I’ll be honest with you: I despise the BBC. OK, I despise many other Left-leaning broadcasters as well. For example, if the odious James O’Brien (of LBC’s parish) had been a character in ‘Jaws’, I’d have left the beaches open. The crucial difference is that I can turn off the radio and/or TV for the most part, safe in the knowledge I am not compelled to fund the views of people who are the antithesis of everything I believe in. That doesn’t apply to the British Broadcasting Corporation. Every adult in the United Kingdom and its Crown Dependencies is compelled, by threat of prosecution, to pay nearly £180 per year for the ‘privilege’ of being able to receive television programmes heavy on unnecessary diversity, climate change catastrophising, a deep dislike of American conservatism, and blatant pro-Palestinian narratives. As an individual who prefers the political leanings of GB News, I still wouldn’t expect that particular channel to be funded by those who disagree with its political philosophy. As hard on my sanity as they are, I am fair-minded enough to agree with GB News being funded by adverts for electric sofa beds, gold-dealing jewellers in the Welsh Valleys, and irritating Geordies promoting Simply Factoring Brokers.
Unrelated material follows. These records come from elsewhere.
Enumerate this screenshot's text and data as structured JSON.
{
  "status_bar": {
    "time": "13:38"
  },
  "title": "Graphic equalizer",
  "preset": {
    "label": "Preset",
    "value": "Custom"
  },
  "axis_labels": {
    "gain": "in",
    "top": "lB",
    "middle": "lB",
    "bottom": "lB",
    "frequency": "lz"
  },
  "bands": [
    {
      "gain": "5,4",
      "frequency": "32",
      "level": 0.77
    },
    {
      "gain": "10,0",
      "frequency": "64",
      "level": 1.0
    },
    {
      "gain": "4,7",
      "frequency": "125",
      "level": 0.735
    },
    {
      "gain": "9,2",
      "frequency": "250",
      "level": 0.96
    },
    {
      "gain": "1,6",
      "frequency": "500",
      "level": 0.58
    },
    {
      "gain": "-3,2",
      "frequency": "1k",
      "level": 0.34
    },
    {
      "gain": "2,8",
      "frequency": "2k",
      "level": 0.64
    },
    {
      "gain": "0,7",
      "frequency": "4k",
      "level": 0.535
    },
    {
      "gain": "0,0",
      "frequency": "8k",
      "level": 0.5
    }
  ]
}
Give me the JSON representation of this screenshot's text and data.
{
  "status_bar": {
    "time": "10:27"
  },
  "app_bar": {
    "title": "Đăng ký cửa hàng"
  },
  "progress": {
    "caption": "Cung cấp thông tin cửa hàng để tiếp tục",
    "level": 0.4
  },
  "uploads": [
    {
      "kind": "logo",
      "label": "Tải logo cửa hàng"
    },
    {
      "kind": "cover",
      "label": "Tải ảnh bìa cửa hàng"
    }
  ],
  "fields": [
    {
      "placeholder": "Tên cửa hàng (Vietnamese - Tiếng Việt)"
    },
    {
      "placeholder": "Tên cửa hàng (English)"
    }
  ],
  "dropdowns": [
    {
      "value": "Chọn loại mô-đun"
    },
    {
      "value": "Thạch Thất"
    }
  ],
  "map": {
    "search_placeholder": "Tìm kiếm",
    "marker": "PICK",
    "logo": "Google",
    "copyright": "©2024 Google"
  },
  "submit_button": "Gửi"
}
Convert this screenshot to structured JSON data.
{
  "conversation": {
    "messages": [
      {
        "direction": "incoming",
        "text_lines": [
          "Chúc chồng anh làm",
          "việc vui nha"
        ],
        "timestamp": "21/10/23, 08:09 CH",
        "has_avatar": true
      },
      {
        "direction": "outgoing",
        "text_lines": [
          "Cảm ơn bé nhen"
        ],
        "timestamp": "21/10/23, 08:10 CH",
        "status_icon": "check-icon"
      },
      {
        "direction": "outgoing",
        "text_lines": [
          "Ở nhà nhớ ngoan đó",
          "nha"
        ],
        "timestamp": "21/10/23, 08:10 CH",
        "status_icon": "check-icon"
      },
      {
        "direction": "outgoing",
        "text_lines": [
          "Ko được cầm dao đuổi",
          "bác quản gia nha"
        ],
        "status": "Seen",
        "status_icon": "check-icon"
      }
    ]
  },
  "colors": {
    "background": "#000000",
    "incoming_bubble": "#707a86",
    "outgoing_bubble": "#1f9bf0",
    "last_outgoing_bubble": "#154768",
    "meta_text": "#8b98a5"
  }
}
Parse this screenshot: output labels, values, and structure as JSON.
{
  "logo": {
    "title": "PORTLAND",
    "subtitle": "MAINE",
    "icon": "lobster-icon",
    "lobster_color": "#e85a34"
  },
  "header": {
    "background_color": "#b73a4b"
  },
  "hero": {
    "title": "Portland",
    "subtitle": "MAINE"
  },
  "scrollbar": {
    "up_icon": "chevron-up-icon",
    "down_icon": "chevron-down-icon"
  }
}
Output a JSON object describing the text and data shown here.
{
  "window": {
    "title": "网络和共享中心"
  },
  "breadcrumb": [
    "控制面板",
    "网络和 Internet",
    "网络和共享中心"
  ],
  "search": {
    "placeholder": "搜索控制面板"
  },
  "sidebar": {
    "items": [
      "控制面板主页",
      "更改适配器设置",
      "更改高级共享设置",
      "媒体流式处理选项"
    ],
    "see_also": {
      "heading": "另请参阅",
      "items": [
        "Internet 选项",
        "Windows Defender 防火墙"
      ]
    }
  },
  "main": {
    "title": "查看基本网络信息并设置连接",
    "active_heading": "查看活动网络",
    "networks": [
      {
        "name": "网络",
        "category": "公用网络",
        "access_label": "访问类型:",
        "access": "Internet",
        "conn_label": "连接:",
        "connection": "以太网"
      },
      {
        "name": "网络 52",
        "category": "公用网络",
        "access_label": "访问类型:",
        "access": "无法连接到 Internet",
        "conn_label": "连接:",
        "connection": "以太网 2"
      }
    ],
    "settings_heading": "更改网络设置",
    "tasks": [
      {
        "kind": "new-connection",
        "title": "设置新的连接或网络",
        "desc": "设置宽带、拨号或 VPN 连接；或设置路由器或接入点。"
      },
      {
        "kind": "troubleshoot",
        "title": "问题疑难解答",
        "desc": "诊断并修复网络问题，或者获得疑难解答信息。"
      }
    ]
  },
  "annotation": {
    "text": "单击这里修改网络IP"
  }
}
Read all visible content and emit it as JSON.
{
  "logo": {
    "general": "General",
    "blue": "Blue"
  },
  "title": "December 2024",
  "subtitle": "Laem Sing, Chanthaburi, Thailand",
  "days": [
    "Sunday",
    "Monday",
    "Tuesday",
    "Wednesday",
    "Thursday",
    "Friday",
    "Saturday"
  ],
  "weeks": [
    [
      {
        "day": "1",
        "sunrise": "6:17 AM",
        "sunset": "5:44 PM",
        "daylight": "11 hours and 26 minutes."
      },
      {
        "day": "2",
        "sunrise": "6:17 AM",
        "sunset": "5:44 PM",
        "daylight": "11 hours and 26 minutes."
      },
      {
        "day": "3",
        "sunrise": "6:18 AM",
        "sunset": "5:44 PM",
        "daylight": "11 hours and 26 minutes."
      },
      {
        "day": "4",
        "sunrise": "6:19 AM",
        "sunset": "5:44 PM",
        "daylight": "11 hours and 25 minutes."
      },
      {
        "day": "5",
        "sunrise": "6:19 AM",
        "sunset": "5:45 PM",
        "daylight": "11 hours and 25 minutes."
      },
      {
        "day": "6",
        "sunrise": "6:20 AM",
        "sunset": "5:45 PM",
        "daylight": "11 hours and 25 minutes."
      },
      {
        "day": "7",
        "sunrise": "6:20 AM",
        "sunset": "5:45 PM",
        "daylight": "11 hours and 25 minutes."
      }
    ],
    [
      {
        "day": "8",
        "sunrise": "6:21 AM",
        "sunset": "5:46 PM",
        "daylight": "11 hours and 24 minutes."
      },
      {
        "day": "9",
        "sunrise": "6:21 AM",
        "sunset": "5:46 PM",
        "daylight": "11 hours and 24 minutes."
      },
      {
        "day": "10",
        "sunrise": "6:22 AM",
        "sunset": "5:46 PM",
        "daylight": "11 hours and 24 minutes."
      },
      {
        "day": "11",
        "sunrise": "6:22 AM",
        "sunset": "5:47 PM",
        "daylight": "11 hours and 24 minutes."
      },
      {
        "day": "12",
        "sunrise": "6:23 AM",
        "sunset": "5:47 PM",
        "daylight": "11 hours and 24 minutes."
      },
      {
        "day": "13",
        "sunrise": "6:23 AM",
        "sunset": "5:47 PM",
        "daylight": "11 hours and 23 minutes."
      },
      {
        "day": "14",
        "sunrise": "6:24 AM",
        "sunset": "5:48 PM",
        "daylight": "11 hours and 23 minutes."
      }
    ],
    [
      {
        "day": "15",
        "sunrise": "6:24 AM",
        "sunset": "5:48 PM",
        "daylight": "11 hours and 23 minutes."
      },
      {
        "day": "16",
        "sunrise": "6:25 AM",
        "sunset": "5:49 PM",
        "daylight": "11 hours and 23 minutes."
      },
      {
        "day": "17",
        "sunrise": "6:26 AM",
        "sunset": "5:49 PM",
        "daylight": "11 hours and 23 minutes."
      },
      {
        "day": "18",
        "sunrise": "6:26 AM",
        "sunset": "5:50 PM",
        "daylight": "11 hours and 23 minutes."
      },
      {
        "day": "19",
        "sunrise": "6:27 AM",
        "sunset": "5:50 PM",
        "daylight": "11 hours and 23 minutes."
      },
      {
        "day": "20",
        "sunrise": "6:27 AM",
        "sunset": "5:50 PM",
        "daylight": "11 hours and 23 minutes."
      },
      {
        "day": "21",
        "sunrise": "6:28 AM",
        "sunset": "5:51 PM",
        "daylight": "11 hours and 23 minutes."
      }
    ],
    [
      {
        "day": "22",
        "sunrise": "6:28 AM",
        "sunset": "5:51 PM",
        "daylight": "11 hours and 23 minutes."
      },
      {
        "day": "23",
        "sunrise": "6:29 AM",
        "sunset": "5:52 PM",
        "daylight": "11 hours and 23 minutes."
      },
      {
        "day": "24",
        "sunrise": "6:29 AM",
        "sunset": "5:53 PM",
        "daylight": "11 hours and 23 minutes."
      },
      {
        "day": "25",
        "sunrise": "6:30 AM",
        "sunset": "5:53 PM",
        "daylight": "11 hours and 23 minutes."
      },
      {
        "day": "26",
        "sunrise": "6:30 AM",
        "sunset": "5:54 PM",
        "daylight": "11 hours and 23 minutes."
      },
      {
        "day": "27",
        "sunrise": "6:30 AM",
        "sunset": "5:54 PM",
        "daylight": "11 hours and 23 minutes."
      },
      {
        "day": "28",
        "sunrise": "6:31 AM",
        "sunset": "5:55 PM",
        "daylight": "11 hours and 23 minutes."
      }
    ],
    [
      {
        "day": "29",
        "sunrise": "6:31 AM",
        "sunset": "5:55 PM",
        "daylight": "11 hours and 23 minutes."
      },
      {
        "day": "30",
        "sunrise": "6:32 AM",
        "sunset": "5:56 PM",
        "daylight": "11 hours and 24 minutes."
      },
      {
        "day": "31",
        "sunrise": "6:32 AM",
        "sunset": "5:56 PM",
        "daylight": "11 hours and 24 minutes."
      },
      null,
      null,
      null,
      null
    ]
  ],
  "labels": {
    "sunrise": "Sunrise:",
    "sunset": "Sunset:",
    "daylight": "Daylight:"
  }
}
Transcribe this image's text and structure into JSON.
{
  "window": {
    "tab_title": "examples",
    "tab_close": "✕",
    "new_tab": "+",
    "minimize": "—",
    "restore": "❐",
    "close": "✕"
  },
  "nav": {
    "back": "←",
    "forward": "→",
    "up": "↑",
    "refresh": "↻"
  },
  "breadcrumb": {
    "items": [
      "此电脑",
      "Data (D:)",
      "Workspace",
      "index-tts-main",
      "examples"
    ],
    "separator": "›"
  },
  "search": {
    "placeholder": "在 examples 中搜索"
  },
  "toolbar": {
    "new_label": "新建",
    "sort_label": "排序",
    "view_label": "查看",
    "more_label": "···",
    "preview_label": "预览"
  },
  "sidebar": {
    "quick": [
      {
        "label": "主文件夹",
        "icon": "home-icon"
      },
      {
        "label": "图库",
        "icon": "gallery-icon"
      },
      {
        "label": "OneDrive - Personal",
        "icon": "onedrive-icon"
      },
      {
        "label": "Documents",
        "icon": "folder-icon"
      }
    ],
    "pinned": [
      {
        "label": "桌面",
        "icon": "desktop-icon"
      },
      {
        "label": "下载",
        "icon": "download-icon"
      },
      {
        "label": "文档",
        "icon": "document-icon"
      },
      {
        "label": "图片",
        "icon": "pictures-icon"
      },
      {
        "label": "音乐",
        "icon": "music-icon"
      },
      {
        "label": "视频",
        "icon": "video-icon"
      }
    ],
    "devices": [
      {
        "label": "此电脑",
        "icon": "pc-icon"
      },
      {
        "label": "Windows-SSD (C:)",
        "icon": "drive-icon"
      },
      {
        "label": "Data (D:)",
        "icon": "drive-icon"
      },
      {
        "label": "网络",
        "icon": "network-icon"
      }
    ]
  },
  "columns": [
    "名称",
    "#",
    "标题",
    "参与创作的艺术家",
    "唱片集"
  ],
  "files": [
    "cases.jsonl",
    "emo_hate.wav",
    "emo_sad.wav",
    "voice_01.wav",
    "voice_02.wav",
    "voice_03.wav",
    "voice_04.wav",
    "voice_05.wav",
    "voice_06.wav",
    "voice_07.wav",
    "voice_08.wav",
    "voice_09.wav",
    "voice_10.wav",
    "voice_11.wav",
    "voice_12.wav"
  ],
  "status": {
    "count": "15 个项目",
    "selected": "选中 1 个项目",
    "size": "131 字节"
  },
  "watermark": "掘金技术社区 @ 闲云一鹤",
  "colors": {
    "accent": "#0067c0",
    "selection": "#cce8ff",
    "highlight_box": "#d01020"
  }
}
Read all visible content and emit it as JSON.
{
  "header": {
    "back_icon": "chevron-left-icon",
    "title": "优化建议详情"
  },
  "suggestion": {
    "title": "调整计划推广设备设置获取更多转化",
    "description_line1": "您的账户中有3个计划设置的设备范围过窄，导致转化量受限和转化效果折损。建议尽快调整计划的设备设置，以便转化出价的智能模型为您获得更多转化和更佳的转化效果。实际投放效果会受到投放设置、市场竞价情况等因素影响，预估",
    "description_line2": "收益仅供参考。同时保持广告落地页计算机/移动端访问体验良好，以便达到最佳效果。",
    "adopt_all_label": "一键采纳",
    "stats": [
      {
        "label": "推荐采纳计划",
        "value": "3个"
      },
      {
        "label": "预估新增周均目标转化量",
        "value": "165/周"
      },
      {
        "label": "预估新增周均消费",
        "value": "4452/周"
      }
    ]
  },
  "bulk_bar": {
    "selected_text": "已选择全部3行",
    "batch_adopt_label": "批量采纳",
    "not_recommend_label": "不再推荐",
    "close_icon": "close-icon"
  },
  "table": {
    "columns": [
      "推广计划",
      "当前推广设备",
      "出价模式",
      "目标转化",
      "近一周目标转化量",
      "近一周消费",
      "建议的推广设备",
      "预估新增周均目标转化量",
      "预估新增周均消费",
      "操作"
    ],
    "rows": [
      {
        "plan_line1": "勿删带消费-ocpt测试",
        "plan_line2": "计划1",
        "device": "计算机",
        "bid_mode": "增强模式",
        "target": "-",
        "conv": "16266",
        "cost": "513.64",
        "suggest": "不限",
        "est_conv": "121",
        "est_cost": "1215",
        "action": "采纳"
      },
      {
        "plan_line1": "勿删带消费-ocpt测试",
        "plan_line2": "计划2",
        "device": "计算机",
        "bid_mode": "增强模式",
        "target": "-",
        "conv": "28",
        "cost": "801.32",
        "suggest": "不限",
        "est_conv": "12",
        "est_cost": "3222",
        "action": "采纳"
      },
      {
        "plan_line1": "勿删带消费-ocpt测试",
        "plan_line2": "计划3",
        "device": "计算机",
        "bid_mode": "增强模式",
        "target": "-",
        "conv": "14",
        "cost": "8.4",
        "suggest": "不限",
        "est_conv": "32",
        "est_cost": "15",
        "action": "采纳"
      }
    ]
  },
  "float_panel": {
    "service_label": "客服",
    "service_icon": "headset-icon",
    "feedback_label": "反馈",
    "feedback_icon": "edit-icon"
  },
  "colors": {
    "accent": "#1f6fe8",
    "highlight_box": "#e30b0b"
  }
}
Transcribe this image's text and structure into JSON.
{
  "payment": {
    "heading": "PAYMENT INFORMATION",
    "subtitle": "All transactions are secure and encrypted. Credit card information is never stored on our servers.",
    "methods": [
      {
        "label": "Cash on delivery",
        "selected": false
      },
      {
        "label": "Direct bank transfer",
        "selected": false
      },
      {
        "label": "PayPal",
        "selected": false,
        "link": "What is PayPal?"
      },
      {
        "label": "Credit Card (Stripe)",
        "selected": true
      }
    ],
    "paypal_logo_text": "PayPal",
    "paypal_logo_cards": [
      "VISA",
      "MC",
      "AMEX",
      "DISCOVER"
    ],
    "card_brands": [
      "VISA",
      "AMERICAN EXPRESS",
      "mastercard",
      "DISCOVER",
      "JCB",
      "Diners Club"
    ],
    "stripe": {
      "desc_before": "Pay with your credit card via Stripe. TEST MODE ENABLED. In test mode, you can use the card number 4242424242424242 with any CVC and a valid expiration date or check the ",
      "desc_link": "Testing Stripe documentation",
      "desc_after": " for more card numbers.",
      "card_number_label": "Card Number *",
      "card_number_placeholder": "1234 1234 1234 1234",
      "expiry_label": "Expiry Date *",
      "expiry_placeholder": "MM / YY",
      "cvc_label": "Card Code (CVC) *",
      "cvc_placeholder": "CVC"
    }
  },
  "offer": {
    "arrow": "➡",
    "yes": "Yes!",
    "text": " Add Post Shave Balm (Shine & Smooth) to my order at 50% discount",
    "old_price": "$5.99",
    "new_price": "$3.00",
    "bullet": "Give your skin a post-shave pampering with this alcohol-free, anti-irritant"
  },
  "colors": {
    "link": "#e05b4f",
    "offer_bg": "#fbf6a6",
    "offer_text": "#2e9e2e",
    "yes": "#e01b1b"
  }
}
We are supposed to believe that the BBC’s hatchet job on the Trump speech of January 6th, 2021 resulted from a mere ‘mistake’. It did nothing of the sort. It was an intentional skewering of a speech at a pivotal movement (remember that Trump was still a 1st term president when it gave that speech) in order to instil in the British general public the same contempt for Trump as held by the movers and shakers within the Corporation. The desire behind the heavy editing was to convey the impression Trump had called for violence against the electoral process, when the full text of the speech proves he did nothing of the kind. That is damaging, highly defamatory and worthy of reciprocal punishment. End of!

Those of us who followed the bias of the BBC for many years know this development is nothing new. Only last year, the Sunday Telegraph got hold of a report that said the Corporation had breached its rules on impartiality no less than 1,500 times during the height of the Israel-Hamas war. The article, written by Camilla Turner and Patrick Sawer, went on to say “The report revealed a ‘deeply worrying pattern of bias’ against Israel, according to its authors who analysed four months of BBC’s output  [beginning on October 7 2023] across television, radio, online news, podcasts and social media.” I am all for the BBC being as biased as it wishes to be. It can turn into the Notting Hill version of Pravda for all I care. Just so long as I no longer have to contribute a penny towards its upkeep! Clear?